假设您有 n 数组,每个数组中包含各种Integer个值。如何使用Java查找彼此之间 m 数字内的整数?
例如:
数组1:22, 23, 210, 221, 231, 236, 237, 251, 254, 278, 300, 316, 320
数组2:230
数组3:365, 366, 367, 373, 410, 413, 415, 417, 419
我希望有一个算法可以分析这些给定数组,其值为m=1并输出对231:Array1, 230:Array2。什么是最好的方法?
答案 0 :(得分:2)
这是一种方法:
<强> 1。定义数组:
int [] arr1 = {22, 23, 210, 221, 231, 236, 237, 251, 254, 278, 300, 316, 320};
int [] arr2 = {230};
int [] arr3 = {365, 366, 367, 373, 410, 413, 415, 417, 419};
<强> 2。将所有数组放入集合:
List<Set<Integer>> sets = new ArrayList<>();
addSets(sets, arr1, arr2, arr3);
// Time: O(n * k) where n=number of arrays and k=size of largest array
private static void addSets(List<Set<Integer>> sets, int [] ... arrs)
{
for (int [] arr : arrs)
{
Set<Integer> s = new HashSet<>();
for (int i : arr)
{
s.add(i);
}
sets.add(s);
}
}
第3。定义m :
int m = 1;
<强> 4。查找群集:
List<String> pairs = findClusters(sets, m);
// Time: O(n^2 * k) where n=number of arrays and k=size of largest array
private static List<String> findClusters(List<Set<Integer>> sets, int m)
{
// holds the pairs
List<String> pairs = new ArrayList<>();
for (int i = 0; i < sets.size() - 1; i++)
{
Set<Integer> primary = sets.get(i);
for (int j = i + 1; j < sets.size(); j++)
{
Set<Integer> secondary = sets.get(j);
for (int p : primary)
{
if (secondary.contains(p - m))
{
pairs.add(p + ", " + (p-m));
}
if (secondary.contains(p + m))
{
pairs.add(p + ", " + (p+m));
}
}
}
}
return pairs;
}
<强> 5。打印对:
for (String pair : pairs)
System.out.println(pair);
总运行时间:
O((k * n) + (k * n^2))
答案 1 :(得分:1)
您可以使用java8流编写它:
public class Main{
// This will give the stream of the data points from selected datasets
public static Stream<List<Integer>> getPairs(List<Integer> a, List<Integer> b){
return a.stream().flatMap(itemA -> b.stream().map(itemB -> Arrays.asList(itemA, itemB)));
}
// This will create the combination of datasets
public static Stream<List<List<Integer>>> get(List<List<Integer>> dataSet) {
return IntStream.range(0, dataSet.size()).boxed()

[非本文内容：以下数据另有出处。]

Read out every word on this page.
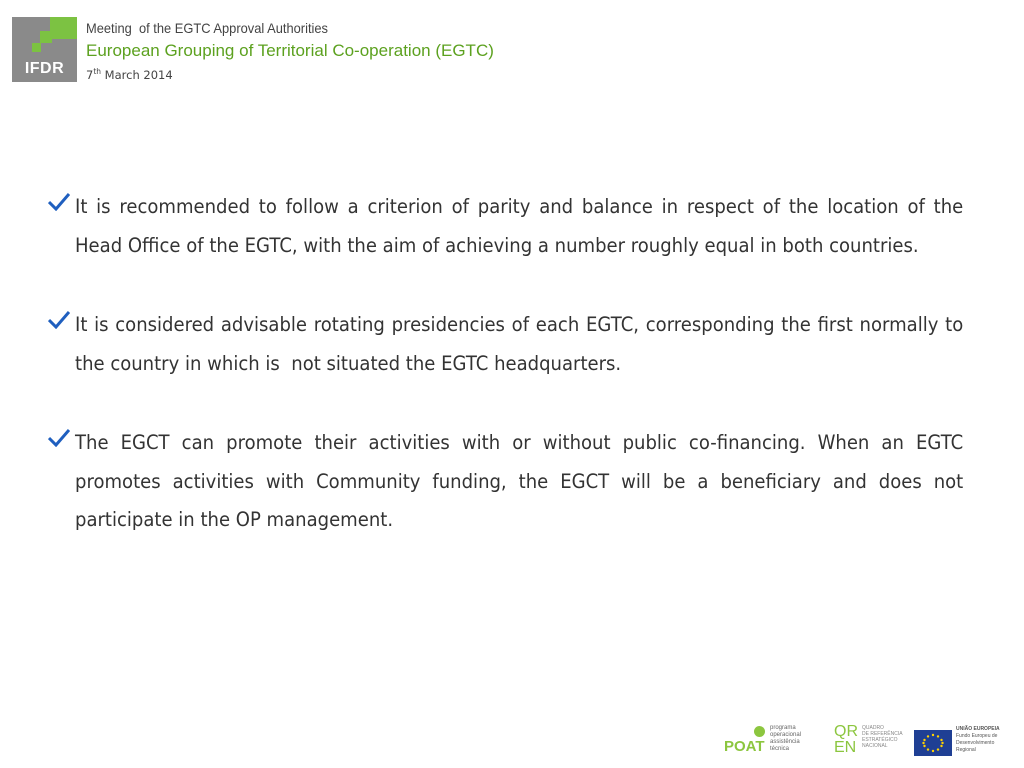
IFDR
Meeting  of the EGTC Approval Authorities
European Grouping of Territorial Co-operation (EGTC)
7th March 2014

It is recommended to follow a criterion of parity and balance in respect of the location of the Head Office of the EGTC, with the aim of achieving a number roughly equal in both countries.

It is considered advisable rotating presidencies of each EGTC, corresponding the first normally to the country in which is  not situated the EGTC headquarters.

The EGCT can promote their activities with or without public co-financing. When an EGTC promotes activities with Community funding, the EGCT will be a beneficiary and does not participate in the OP management.

POAT
programa
operacional
assistência
técnica
QR
EN
QUADRO
DE REFERÊNCIA
ESTRATÉGICO
NACIONAL
UNIÃO EUROPEIA
Fundo Europeu de
Desenvolvimento Regional
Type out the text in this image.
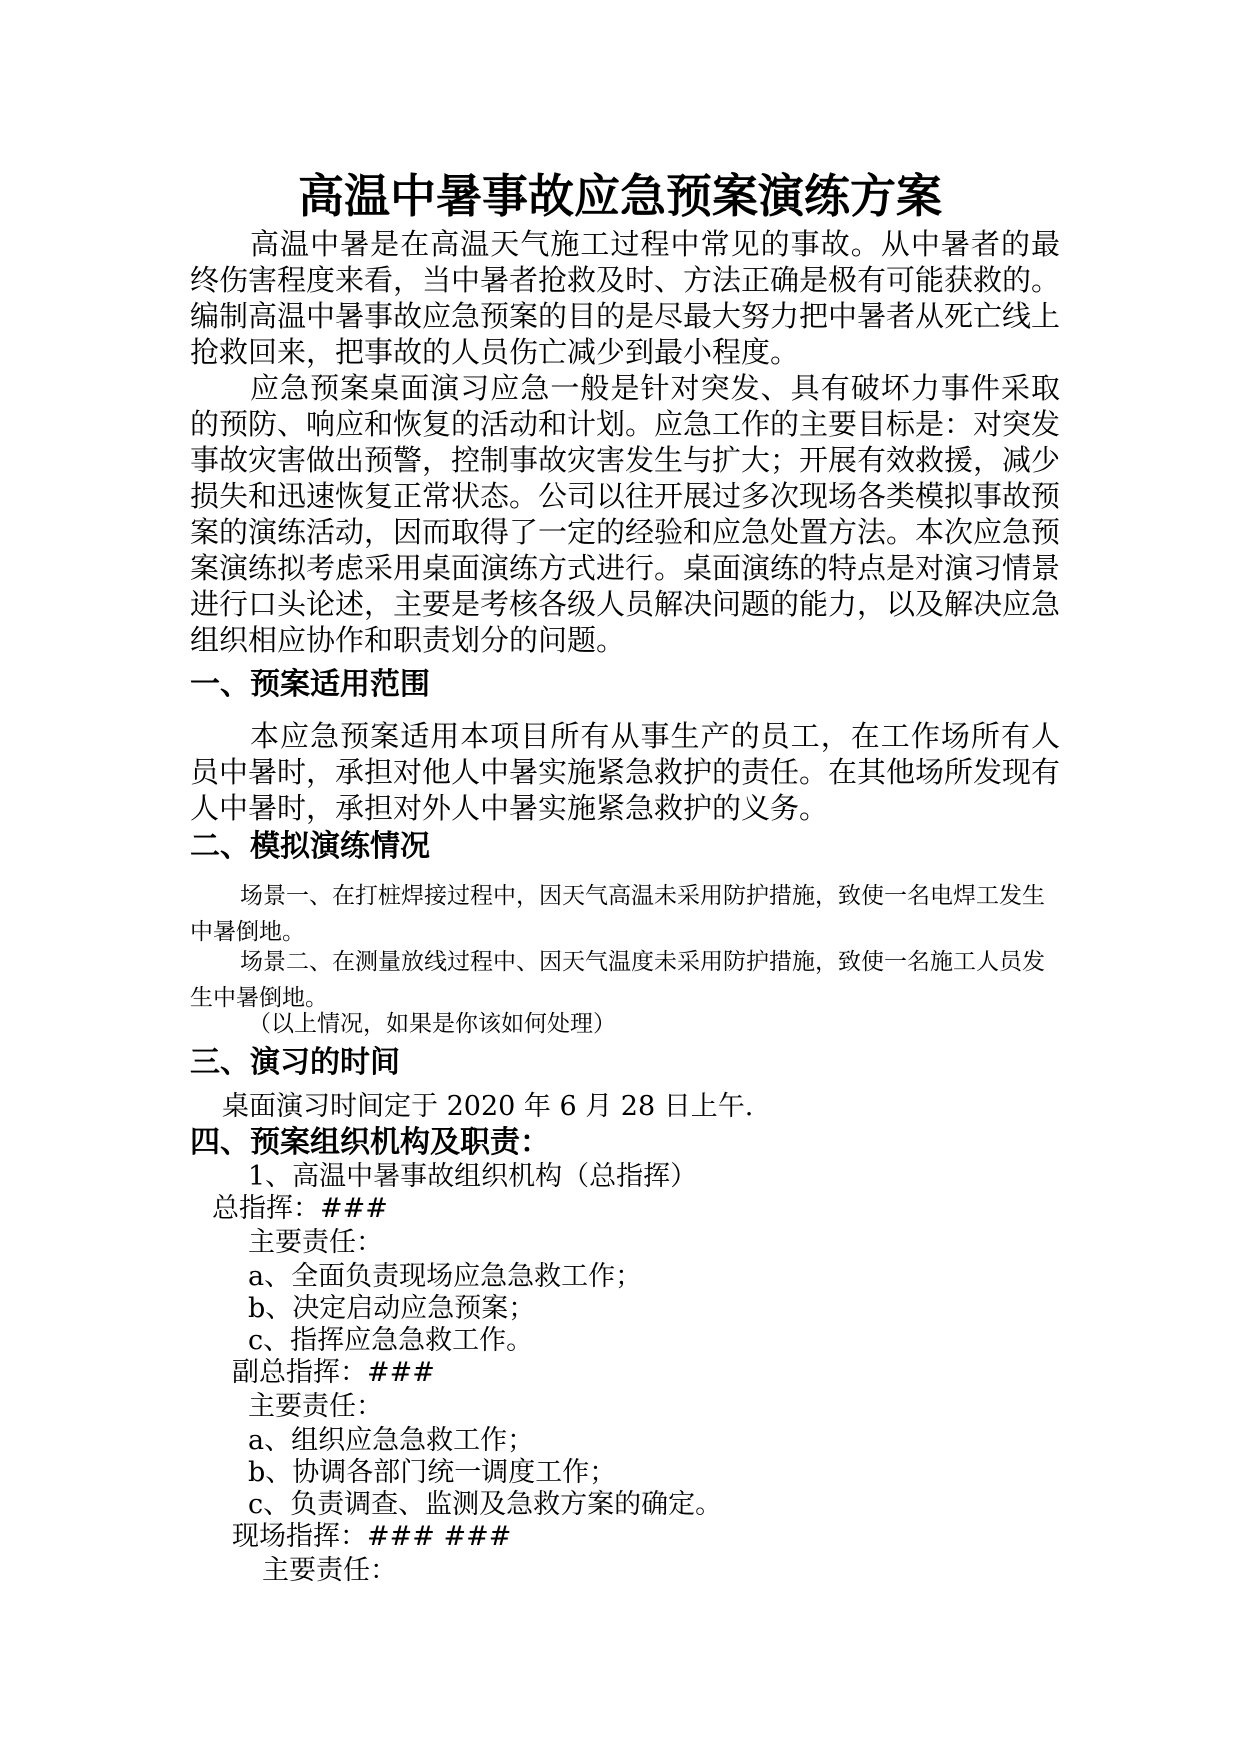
高温中暑事故应急预案演练方案
高温中暑是在高温天气施工过程中常见的事故。从中暑者的最终伤害程度来看，当中暑者抢救及时、方法正确是极有可能获救的。编制高温中暑事故应急预案的目的是尽最大努力把中暑者从死亡线上抢救回来，把事故的人员伤亡减少到最小程度。
应急预案桌面演习应急一般是针对突发、具有破坏力事件采取的预防、响应和恢复的活动和计划。应急工作的主要目标是：对突发事故灾害做出预警，控制事故灾害发生与扩大；开展有效救援，减少损失和迅速恢复正常状态。公司以往开展过多次现场各类模拟事故预案的演练活动，因而取得了一定的经验和应急处置方法。本次应急预案演练拟考虑采用桌面演练方式进行。桌面演练的特点是对演习情景进行口头论述，主要是考核各级人员解决问题的能力，以及解决应急组织相应协作和职责划分的问题。
一、预案适用范围
本应急预案适用本项目所有从事生产的员工，在工作场所有人员中暑时，承担对他人中暑实施紧急救护的责任。在其他场所发现有人中暑时，承担对外人中暑实施紧急救护的义务。
二、模拟演练情况
场景一、在打桩焊接过程中，因天气高温未采用防护措施，致使一名电焊工发生中暑倒地。
场景二、在测量放线过程中、因天气温度未采用防护措施，致使一名施工人员发生中暑倒地。
（以上情况，如果是你该如何处理）
三、演习的时间
桌面演习时间定于 2020 年 6 月 28 日上午.
四、预案组织机构及职责：
1、高温中暑事故组织机构（总指挥）
总指挥：###
主要责任：
a、全面负责现场应急急救工作；
b、决定启动应急预案；
c、指挥应急急救工作。
副总指挥：###
主要责任：
a、组织应急急救工作；
b、协调各部门统一调度工作；
c、负责调查、监测及急救方案的确定。
现场指挥：### ###
主要责任：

.flatMap(i -> dataSet.subList(i+1, dataSet.size()).stream()
.map(secondry -> Arrays.asList(dataSet.get(i), secondry)));
}
public static void main (String[] args) {
// data sets
List<Integer> list1 = Arrays.asList(22, 23, 210, 221, 231, 236, 237, 251, 254, 278, 300, 316, 320);
List<Integer> list2 = Arrays.asList(230);
List<Integer> list3 = Arrays.asList(365, 366, 367, 373, 410, 413, 415, 417, 419);
// prepare dataset by adding any number of data cluster
List<List<Integer>> dataset = Arrays.asList(list1, list2, list3);
// create the required predicate and pass it to next statement
Predicate<List<Integer>> predicate = points -> points.get(1) - points.get(0) == 1 || points.get(0) - points.get(1) == 1;
get(dataset).flatMap(datapair -> getPairs(datapair.get(0), datapair.get(1)))
.filter(predicate).forEach(System.out::println);
}
}
输出:
[231, 230]
您可以运行code here。
答案 2 :(得分:0)
这是每对阵列的O(m + n)解决方案。它假定所有数组都已排序。
input x[m], y[n], threshold
i = 0;
j = 0;
while (i<m && j<n) {
if ( abs(x[i]-y[j]) <= threshold) {
return true;
}
if (x[i] <= y[j]) {
i++;
} else {
j++;
}
}
复杂性:O(n + m)
请注意,您可以将此转换为一个通过使用堆来考虑所有数组的循环,其复杂性将为O(n * log(k)),其中n是所有数组的总大小,k是数字阵列。